Multicloud is here to stay

Are hybrid solutions becoming a standard? Many cloud providers have claimed to be the best providers for multi-clouds – and we observe the trend that it becomes more popular. Despite some doubts (regarding its complexity, security, regulatory, or performance) enterprises are dealing well with implementing a multicloud strategy.

Top world’s companies are moving to multicloud as this approach empowers them to gain exceptional agility and huge cost savings thanks to the possibility to separate their workloads into different environments and make decisions based on the individual goals and specific requirements.

It is also a good strategy for companies working with private cloud-only. Usually, that’s the case because of storing sensitive data. As numerous case studies show, these businesses can be architected into multicloud solutions, whereas sensitive data is still stored securely on-premise, while other things are moved into the public cloud, which makes them easily scalable and easier to maintain.

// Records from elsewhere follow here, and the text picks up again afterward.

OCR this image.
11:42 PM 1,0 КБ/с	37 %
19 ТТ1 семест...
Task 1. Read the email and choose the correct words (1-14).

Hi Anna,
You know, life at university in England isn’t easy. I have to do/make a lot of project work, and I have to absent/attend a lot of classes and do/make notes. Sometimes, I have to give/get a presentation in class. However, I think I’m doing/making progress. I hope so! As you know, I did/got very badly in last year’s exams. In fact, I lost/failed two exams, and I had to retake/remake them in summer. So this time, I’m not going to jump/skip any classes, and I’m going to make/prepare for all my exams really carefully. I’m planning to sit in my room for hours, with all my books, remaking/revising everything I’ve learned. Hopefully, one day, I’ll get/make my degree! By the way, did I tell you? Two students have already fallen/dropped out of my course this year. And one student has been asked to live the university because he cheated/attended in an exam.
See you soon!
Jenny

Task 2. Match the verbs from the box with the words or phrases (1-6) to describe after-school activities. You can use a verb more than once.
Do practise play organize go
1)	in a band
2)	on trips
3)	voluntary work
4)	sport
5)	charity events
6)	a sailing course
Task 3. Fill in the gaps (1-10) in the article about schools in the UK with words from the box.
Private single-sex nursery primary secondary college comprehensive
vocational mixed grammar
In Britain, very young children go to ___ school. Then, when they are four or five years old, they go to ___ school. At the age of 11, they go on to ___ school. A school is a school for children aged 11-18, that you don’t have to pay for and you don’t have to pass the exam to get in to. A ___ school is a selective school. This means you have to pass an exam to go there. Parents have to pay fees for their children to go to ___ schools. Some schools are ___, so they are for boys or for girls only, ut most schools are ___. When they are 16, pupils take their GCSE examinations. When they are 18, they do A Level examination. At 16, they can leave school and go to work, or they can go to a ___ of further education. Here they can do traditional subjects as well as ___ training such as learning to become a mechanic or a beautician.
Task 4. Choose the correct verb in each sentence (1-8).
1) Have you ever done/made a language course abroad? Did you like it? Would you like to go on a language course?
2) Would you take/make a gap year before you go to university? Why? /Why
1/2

Kubernetes is everywhere, even in the car….

During KubeCon, Rafał Kowalski, our colleague from Grape Up shared his presentation about running Kubernetes clusters in the car – “Kubernetes in Your 4×4 – Continuous Deployment Direct to the Car”. Rafał showed how to use Kubernetes, KubeEdge, k3s, Jenkins, and RSocket for building continuous deployment pipelines, which ship software directly to the car, deals with rollbacks and connectivity issues. You can watch the entire video here:

…. and can be used in various devices

But these are not all of the possibilities; other devices such as drones or any IoT devices can also utilize containers The need for increased automation of cluster management and the ability to quickly rebuild clusters from scratch were the conclusions breaking through the above-mentioned occurrences.

The environment shows, through the remarkable pattern of the number of companies using Kubernetes and the development of utilities, there are still open needs in terms of simplicity and scalability of tools for operations, e.g. Security, data management, programming tools, and continuing operations in this area should be expected.

“Kubernetes has established itself as the de facto standard for container orchestration,”- these are the most frequently repeated words. It’s good to observe the development of the ecosystem around Kubernetes that strives to provide more reliable and cheaper experiences for enterprises that want to extend their strategic initiatives to the limit.